I didn't have anything but my own mind and a notebook, so in particular, I found myself learning this game without using sticky notes - which are otherwise a ubiquitous tool I use when studying. On the flip side, the book is short, and the rules occupy only a small fraction of the book (with the rest being a bestiary and inventory and a reference of tables).
Ultimately it's simple enough that I eventually memorized some page numbers - I know, without even looking as I write this, that the mechanics of Risk and Checks are documented on page 26, because I still haven't internalized those rules yet, but I need them so often that the page is practically seared into my retinas.
Now that I've been home long enough to write this blog post, I also took a moment to pack some sticky notes in my bag. If I had to give any one piece of advice to anyone else picking this up, it's get some sticky notes for labeling pages, and dedicate a couple of pages in your journal to creating your own glossary and index. It would have made it so much easier to get started.
You're in the driver's seat.
I suppose this is a natural consequence of being as open-ended as it is, but this game doesn't really have any mechanics that force the game to move forward. If all you do is follow the steps and go, you're very unlikely to actually make something that seems like progress - you might check off resource boxes and roll dice, but they're completely meaningless without the narrative scaffolding, which you also need to sort out what happens next.
This is a story you tell, not a story you merely experience. If you aren't telling a story, there's not much else there.
I plan on playing a few more campaigns after this one, but the one I've played to learn the game with definitely started that way, and it wasn't clear until I started just playing that there was even momentum.
I think if you think of each location the way a Monster of the Week episode of Star Trek or X-Files goes, it works pretty well. The overall narrative is light, what happens is very light and open ended, but what exists at the location is much more thoroughly set by the dice. You'll know if it's a Nevacrean Zealot or a swarm of Bugs; you'll know if the planet is hazardous or a playground. You put the detail in, but the scaffold is there to work with -- not entirely unlike the scaffolding that happens in the first handful of sentences after Captain Picard utters the words "Captain's log, stardate 1275347.5".
Finial Initial Thoughts
Given how many preconceptions I didn't realize I had, and how much different this game is than what I expected as a result, I think this has sort of broken my mental picture of what a single-player RPG is, and is like. Not in a bad way by any means, of course, I'm content saying that I am rather enjoying this so far. I have some background projects (a certain friend of mine will know, should they see this) where acquiring some more fluent writing skills would be beneficial, and this seems to be helping draw that out of me after I let my guard down a bit.

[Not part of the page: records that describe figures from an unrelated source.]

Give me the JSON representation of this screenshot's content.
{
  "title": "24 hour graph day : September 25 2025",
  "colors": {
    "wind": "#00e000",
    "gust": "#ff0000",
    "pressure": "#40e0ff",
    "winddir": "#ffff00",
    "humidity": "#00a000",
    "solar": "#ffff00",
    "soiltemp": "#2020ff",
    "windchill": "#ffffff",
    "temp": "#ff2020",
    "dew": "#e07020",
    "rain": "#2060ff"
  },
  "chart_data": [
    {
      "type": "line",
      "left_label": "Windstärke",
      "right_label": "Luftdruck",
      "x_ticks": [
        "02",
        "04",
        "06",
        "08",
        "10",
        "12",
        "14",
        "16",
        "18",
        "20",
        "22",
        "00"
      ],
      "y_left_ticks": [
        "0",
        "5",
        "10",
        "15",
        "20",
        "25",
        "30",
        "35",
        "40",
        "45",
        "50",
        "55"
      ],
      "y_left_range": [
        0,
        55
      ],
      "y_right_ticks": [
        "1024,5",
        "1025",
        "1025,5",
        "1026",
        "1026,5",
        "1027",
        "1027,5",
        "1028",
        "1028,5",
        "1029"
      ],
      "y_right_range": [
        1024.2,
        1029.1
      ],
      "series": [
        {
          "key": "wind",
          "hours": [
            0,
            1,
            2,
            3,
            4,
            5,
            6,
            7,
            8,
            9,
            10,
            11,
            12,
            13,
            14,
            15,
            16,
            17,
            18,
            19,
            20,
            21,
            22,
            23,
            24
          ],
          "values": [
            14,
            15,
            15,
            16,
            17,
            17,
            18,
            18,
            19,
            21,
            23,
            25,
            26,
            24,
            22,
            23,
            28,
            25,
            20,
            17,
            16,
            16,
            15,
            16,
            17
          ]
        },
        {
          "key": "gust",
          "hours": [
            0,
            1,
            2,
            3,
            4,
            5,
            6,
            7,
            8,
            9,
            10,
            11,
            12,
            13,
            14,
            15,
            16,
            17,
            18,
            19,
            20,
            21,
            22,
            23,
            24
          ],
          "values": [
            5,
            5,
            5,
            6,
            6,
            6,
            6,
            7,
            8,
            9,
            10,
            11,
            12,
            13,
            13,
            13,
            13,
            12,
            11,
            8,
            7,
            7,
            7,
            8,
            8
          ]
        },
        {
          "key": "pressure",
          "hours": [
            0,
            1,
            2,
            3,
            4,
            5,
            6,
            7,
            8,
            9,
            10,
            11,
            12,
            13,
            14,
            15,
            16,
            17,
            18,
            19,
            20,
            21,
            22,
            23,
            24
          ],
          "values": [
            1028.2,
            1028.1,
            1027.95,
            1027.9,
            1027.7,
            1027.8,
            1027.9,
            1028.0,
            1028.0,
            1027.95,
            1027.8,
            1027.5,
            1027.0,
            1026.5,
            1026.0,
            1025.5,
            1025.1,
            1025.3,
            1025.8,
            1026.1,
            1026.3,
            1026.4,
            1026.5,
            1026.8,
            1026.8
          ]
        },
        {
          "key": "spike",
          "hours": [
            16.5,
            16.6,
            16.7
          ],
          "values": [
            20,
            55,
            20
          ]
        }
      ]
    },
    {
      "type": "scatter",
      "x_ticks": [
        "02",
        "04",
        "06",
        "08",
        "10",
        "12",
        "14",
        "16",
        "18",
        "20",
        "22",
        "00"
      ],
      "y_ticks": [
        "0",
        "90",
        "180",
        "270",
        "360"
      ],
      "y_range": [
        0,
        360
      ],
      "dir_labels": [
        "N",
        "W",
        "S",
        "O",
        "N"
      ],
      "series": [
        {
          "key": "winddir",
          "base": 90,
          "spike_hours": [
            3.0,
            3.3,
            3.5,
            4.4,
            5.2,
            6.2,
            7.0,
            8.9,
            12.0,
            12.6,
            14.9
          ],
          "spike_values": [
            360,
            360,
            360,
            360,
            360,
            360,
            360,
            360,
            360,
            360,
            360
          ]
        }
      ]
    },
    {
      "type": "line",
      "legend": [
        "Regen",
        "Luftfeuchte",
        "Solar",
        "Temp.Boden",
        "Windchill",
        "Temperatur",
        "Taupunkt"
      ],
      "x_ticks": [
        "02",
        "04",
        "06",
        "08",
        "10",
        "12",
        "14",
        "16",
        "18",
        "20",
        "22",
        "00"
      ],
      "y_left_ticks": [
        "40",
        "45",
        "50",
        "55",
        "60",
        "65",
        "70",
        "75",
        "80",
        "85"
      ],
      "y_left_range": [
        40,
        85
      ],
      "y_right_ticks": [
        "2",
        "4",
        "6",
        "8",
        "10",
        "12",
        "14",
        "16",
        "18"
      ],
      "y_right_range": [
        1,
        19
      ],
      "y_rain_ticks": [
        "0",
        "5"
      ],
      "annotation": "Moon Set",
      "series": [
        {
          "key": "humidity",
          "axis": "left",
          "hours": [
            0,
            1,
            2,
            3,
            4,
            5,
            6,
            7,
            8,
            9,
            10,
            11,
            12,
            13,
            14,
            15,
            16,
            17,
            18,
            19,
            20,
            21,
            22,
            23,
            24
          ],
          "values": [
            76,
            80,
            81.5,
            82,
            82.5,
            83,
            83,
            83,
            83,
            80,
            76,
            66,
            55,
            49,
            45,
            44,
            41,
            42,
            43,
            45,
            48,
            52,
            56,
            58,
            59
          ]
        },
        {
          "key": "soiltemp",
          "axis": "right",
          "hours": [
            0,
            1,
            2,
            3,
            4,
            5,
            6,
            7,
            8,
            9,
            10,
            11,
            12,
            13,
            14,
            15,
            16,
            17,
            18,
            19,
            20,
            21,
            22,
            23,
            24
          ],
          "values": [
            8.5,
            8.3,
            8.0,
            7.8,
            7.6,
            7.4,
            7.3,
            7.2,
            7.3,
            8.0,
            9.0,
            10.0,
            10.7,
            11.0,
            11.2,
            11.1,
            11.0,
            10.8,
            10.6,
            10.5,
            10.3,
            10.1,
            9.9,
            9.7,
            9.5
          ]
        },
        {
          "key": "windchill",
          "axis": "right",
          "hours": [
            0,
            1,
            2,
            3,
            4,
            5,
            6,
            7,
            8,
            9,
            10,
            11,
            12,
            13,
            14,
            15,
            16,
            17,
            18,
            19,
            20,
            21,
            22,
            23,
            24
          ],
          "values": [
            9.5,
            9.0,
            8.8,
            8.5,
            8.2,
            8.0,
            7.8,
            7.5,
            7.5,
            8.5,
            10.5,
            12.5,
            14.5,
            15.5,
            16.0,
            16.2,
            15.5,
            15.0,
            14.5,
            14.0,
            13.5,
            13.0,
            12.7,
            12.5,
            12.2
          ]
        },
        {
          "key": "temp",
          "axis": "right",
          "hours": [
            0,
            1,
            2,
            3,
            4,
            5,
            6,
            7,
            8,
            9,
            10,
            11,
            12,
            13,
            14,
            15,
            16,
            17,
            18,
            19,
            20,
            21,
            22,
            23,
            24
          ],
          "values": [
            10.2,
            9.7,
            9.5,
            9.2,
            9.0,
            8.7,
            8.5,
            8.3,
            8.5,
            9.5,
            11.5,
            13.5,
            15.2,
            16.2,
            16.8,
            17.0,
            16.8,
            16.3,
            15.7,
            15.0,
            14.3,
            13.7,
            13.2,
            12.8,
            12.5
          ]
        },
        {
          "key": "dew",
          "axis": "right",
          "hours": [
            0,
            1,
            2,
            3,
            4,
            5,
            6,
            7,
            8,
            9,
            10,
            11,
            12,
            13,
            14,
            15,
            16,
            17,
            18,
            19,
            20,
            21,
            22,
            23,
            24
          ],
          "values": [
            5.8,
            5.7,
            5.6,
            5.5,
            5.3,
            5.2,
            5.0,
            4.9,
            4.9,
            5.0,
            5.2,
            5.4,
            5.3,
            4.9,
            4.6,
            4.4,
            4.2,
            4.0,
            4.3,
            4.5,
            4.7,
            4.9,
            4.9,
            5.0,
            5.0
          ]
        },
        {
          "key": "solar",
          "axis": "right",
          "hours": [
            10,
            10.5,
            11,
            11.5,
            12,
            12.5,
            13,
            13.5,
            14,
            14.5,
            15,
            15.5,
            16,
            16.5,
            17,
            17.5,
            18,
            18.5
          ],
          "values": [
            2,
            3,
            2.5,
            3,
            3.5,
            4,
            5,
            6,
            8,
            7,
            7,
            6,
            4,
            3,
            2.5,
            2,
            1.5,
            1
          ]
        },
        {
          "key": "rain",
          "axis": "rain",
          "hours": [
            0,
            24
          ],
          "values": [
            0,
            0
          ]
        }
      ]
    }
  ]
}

On the other hand, I am quite certain I will never publish the contents of a playthrough. It's too silly, it's too unstructured, it's lacking the interplay that playthroughts of TTRPGs with other people have. Adept Icarus' own playthrough that I linked earlier is three people contributing, even though it's a solo RPG, and they mentioned similarly that it wouldn't make for compelling watching.
But actually it's a little deeper than that. This game is something the author's foreward describes as being deeply personal; it approaches loneliness and mental health topics forwardly.